The Bible is at once a book that can be read in its simplicity and an amazingly vast and unknown continent that has never been visited by people before. And it is all good, it is all very good.

The law of the Lord is perfect, reviving the soul;
the testimony of the Lord is sure, making wise the simple;
the precepts of the Lord are right, rejoicing the heart;
the commandment of the Lord is pure, enlightening the eyes;
the fear of the Lord is clean, enduring forever;
the rules of the Lord are true, and righteous altogether.
More to be desired are they than gold, even much fine gold;
sweeter also than honey and drippings of the honeycomb.
Moreover, by them is your servant warned; in keeping them there is great reward.

Psalm 19:7-11 (ESV)

But as accessible as the Bible is supposed to be to anyone and everyone, beyond a certain point, it’s best not to “go it alone.” When exploring unknown or uncertain territory, in addition to a map, it never hurts to have one or more experienced guides.

I’m convinced that it is the viewpoints of men like Paul Philip Levertoff and their uniquely Jewish view of the teachings of Messiah that will help open up the unknown continent to us.
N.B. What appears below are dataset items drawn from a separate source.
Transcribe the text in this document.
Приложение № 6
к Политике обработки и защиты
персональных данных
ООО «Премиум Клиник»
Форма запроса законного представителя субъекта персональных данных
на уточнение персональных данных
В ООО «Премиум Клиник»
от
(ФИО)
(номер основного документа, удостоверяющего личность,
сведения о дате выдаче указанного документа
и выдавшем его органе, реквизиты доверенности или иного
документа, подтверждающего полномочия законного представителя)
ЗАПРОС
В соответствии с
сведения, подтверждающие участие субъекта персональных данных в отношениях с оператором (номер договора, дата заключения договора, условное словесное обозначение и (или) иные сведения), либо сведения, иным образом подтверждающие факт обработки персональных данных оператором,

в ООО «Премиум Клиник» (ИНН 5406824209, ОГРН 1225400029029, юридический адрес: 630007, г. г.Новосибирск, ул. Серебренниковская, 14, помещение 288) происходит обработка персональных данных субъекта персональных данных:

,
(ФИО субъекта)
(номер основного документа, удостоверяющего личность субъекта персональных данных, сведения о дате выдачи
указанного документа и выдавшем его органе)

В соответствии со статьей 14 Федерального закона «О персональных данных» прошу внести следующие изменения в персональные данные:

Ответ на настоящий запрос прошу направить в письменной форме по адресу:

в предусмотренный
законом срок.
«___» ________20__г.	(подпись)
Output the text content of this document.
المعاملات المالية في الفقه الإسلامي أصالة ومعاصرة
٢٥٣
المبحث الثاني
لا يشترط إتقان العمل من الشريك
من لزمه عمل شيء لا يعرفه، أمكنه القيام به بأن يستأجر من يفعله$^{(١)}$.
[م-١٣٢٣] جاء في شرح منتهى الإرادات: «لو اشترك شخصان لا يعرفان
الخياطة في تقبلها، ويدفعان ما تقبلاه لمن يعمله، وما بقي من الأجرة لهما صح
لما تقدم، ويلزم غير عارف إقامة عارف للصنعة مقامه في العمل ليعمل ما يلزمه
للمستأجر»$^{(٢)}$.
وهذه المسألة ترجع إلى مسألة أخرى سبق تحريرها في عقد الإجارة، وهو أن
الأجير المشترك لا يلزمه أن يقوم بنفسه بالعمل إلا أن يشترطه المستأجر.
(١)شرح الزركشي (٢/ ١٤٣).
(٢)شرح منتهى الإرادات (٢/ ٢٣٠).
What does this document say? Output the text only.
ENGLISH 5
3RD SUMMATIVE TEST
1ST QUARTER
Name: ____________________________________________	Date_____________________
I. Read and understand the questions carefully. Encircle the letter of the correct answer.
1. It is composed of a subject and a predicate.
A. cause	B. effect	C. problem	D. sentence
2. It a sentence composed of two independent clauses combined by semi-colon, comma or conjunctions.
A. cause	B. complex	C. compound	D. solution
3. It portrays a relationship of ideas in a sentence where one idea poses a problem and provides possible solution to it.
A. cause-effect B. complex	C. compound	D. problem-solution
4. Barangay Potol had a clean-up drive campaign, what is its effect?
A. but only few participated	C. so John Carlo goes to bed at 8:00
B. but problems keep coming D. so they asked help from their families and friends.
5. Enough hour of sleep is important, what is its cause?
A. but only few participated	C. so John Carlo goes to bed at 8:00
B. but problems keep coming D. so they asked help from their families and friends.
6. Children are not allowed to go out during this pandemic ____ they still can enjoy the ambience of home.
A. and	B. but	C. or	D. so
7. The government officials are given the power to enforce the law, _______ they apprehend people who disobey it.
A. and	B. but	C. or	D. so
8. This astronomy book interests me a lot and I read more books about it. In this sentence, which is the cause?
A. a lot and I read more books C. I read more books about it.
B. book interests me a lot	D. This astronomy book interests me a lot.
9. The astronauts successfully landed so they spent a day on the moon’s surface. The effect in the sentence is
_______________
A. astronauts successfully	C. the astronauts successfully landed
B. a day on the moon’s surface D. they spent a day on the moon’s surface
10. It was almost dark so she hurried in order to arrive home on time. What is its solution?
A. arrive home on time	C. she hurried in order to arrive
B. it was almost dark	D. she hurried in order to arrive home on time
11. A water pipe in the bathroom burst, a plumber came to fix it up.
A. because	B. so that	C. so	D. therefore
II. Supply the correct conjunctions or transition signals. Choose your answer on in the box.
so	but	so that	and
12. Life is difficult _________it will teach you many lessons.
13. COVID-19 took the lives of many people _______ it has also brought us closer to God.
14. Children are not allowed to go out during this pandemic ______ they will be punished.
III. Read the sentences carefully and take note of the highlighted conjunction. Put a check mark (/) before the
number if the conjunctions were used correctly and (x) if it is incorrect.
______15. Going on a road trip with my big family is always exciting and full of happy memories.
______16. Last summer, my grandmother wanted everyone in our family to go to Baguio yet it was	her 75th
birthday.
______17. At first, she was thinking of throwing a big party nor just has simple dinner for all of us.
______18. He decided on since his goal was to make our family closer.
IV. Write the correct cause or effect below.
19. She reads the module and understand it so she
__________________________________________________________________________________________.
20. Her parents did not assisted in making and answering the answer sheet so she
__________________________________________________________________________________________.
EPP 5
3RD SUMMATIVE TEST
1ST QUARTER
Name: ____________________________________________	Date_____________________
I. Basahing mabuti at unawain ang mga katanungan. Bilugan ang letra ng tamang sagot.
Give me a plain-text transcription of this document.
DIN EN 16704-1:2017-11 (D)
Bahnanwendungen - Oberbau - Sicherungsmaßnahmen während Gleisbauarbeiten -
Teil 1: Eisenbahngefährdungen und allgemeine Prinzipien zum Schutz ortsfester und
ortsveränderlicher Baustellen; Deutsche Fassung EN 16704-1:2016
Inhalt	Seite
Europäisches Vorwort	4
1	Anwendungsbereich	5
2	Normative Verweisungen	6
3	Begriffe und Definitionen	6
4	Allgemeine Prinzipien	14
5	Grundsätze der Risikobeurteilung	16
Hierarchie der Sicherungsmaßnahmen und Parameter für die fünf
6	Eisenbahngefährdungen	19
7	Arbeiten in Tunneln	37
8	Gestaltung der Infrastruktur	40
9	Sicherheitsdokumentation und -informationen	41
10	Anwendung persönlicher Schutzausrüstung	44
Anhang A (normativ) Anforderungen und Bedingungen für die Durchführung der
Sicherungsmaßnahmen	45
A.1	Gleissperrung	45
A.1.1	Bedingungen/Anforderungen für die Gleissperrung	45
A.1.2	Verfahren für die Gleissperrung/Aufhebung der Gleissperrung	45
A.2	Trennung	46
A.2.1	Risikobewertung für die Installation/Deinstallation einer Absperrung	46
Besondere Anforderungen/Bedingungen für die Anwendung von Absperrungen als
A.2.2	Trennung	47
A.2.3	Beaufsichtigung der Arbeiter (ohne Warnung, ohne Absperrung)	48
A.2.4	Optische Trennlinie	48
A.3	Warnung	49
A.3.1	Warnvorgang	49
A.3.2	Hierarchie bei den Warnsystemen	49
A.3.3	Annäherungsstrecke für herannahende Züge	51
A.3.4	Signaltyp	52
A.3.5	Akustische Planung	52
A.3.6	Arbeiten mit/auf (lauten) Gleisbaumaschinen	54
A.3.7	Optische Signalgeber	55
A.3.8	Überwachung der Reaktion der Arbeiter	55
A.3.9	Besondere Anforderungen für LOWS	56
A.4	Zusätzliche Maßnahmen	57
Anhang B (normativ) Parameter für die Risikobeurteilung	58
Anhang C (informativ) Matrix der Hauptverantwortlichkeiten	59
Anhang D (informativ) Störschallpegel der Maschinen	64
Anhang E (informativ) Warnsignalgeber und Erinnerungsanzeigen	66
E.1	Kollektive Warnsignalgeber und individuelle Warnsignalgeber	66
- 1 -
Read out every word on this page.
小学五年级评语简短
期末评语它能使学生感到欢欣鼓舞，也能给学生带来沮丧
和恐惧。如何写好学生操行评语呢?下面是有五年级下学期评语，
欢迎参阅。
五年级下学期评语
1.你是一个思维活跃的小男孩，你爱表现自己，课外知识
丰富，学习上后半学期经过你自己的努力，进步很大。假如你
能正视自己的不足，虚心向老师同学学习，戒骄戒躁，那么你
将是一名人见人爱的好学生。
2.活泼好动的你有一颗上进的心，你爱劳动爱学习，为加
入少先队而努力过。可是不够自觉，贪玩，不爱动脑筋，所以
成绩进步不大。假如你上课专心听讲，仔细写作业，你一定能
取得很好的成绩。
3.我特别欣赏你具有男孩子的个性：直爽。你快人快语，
It is true that said “lost continent” will never be completely known, but it is completely knowable, and that is the challenge is before us (I’m hardly discounting the Spirit of God as our guide, but scholars and theologians are also men of the Spirit who can teach us).

Everlasting-JewI heard Daniel Lancaster recently say that we must examine the New Testament within its native environment: Judaism. In the case of most Christians, I don’t think it would hurt to have a guide who is Jewish and who knows the lay of the land.

It’s books like Levertoff’s Love and the Messianic Age and its accompanying commentary, as well as the soon to be released The Everlasting Jew by Rabbi Isaac Lichtenstein that will be our traveling companions.

Ultimately the Spirit of God and the mind of Messiah will be our guides but we are the explorers. We are the men and women putting on our expedition hats or strapping on an Aqualung to our backs, getting ready to stride into the antediluvian forests or dive into the prehistoric oceans in search of secrets that have only been whispered since the Spirit of the Word moved over those waters who knows how long ago.

Looking at the Bible as a book with words and language and history and context makes it approachable by human beings and thus not so intimidating. Looking at the Bible like mystery novel and mysticism helps us realize how far beyond humanity is the wisdom and words of an infinite God.

This is only the beginning of the adventure.